I am trying to prove that if $G$ is discrete, then the group algebra $L^1(G)$ is unital.
If $G$ is discrete, $\{1\}$ is an open set where 1 is the identity element of $G$. I am trying to show that the indicator function at $\{1\}$, $\chi_{\{1\}}$ is the unit element of $L^1(G)$, but I run into a problem. The convolution operation is for $f\in L^1$ and $\chi_{1}$ is given by:
$\int_G f(y)\chi_{\{1\}}(y^{-1}x)\,dy$. Replacing $y$ with $x$ in the above integral, we get: $\int_G f(x)\chi_{\{1\}}(x^{-1}x)\,dx=\int_G f(x)\,dx$, because $\chi_{{\1\}}(x^{-1}x)=\chi_{\{1\}})=1$.

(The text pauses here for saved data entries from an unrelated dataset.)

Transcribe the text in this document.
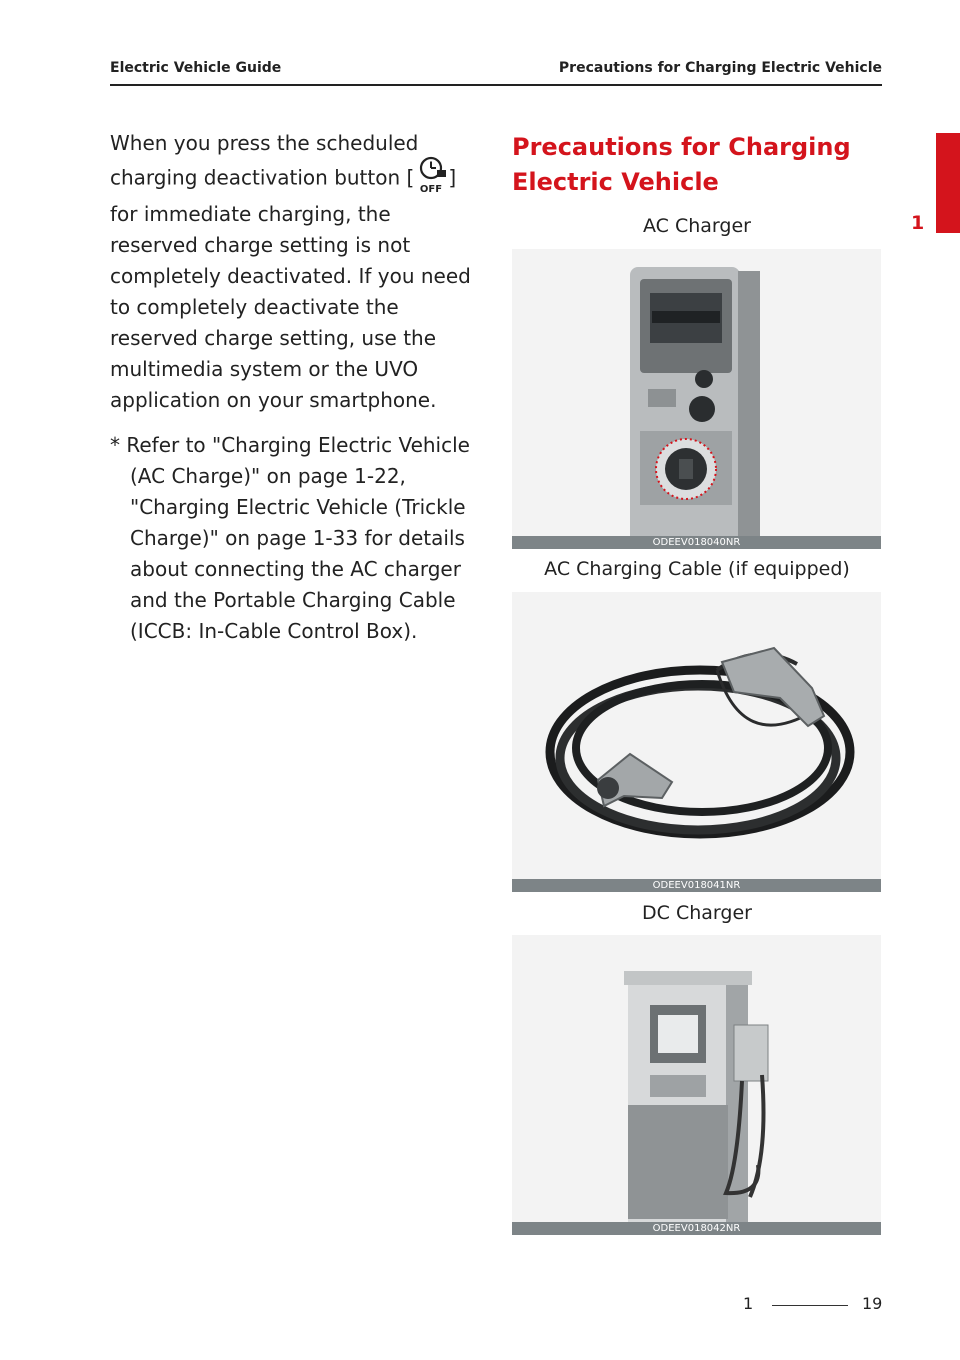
Electric Vehicle Guide	Precautions for Charging Electric Vehicle
1

When you press the scheduled charging deactivation button [ OFF ] for immediate charging, the reserved charge setting is not completely deactivated. If you need to completely deactivate the reserved charge setting, use the multimedia system or the UVO application on your smartphone.

* Refer to "Charging Electric Vehicle (AC Charge)" on page 1-22, "Charging Electric Vehicle (Trickle Charge)" on page 1-33 for details about connecting the AC charger and the Portable Charging Cable (ICCB: In-Cable Control Box).

Precautions for Charging Electric Vehicle
AC Charger
ODEEV018040NR
AC Charging Cable (if equipped)
ODEEV018041NR
DC Charger
ODEEV018042NR
1	19
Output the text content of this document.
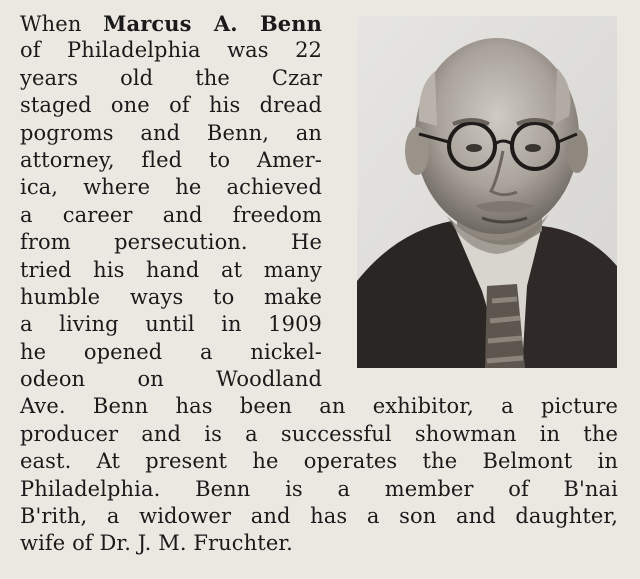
When Marcus A. Benn
of Philadelphia was 22
years old the Czar
staged one of his dread
pogroms and Benn, an
attorney, fled to Amer-
ica, where he achieved
a career and freedom
from persecution. He
tried his hand at many
humble ways to make
a living until in 1909
he opened a nickel-
odeon on Woodland
Ave. Benn has been an exhibitor, a picture
producer and is a successful showman in the
east. At present he operates the Belmont in
Philadelphia. Benn is a member of B'nai
B'rith, a widower and has a son and daughter,
wife of Dr. J. M. Fruchter.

So now we have 'isolated' f, but how could we possibly get from $\int_G f(x)\,dx$ to $f$, as needed? Clearly the integral of $f$ is not equal to $f$ in general.
Do we have that somewhere along the line, the integral is no longer over $G$ but over only $\{1\}$, because indicator function goes zero elsewhere? Then integrating over one element gives you the function itself back?
Any help is greatly appreciated. Thanks!
The convolution of $f$ and $\chi_{\{1\}}$, applied to $x$, is given by: $$ (f\star \chi _1)(x) = \int_G f(y)\chi_{\{1\}}(y^{-1}x)\,dy. \tag 1 $$
You cannot replace $y$ with $x$ in this integral, because $x$ and $y$ have very distinct roles. That would be the same as replacing $i$ by $n$ in the formula $$ \sum_{i=1}^n i = \frac{n(n+1)}2, $$ which I am sure you would never do!
Observing that Haar measure is actually counting measure, (1) becomes $$ (f\star \chi_{\{1\}})(x) = \sum_{y\in G} f(y)\chi_{\{1\}}(y^{-1}x) = $$$$ = f(x)\chi_{\{1\}}(x^{-1}x) = f(x), $$ so $f\star \chi _1 = f$, and a similar proof applies to give $\chi _1\star f = f$, as well.